Job Creation and the Green Economy
Craig Morris does great job burrowing into the issue of green jobs and the net-effect argument. It’s pretty clear that the net-effect argument, that green job programs don’t create jobs when you look at the net-effect of the policies, will be the issue holding back support for green jobs programs.
Which is unfortunate because Morris compelling lays out the case that the critics of green jobs have been pushing questionable research. Nonetheless proponents of green jobs still need to demonstrate the potential of green jobs and promotion of energy efficiency compared to other job programs and alternative policies generally. Lots of policies create jobs. Are green job programs an especially effective way to create jobs?
The clearly beneficial economic aspect of a green jobs approach is that these jobs that can’t be outsourced. Unions have clearly gotten behind green jobs for that reason. Where you’ll see problems:
1) Regional differences will create disparate green job opportunities and;
2) Raised expectations will be hard to meet.

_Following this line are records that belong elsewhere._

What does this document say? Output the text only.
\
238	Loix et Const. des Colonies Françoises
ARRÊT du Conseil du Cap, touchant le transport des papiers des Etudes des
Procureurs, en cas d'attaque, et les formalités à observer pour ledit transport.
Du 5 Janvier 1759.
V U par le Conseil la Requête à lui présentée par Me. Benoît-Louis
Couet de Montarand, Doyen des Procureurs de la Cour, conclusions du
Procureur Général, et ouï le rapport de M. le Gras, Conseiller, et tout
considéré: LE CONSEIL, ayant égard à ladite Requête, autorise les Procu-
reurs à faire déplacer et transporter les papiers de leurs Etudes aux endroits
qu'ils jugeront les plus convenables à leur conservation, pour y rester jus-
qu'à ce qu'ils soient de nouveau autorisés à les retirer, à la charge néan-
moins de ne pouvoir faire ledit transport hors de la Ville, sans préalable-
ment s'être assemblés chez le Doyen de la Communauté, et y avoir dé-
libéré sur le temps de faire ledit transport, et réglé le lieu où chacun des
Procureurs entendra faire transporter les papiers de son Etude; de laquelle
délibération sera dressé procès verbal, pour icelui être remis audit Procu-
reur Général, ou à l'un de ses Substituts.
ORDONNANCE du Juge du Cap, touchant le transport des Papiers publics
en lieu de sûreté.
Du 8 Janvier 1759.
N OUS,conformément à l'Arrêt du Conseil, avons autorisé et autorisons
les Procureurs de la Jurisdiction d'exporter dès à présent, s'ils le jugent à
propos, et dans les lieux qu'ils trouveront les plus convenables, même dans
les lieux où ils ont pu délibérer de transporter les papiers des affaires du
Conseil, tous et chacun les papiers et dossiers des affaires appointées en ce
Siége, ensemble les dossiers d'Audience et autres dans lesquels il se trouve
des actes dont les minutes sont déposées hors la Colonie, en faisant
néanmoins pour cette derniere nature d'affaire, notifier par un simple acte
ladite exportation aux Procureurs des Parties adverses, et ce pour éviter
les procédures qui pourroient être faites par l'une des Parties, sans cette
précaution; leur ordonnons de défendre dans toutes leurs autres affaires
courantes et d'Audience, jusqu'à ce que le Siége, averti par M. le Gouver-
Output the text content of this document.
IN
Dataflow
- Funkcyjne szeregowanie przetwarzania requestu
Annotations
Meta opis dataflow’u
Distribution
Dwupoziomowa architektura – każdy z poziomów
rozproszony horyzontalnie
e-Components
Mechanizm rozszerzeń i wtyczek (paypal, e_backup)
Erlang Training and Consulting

Green projects, like the stimulus, are going to be placed according political and policy considerations. Both of these things could cause regional imbalances.
Most troubling is the problem of expectations. Green jobs are the centerpiece of many advocacy campaigns, but it’s hard to believe we’re going to see anything resembling FDR-like spending to achieve a green economy. ACES would start a slow transition of the American economy to a more sustainable footing, but we shouldn’t be expect to be a green new deal for American workers.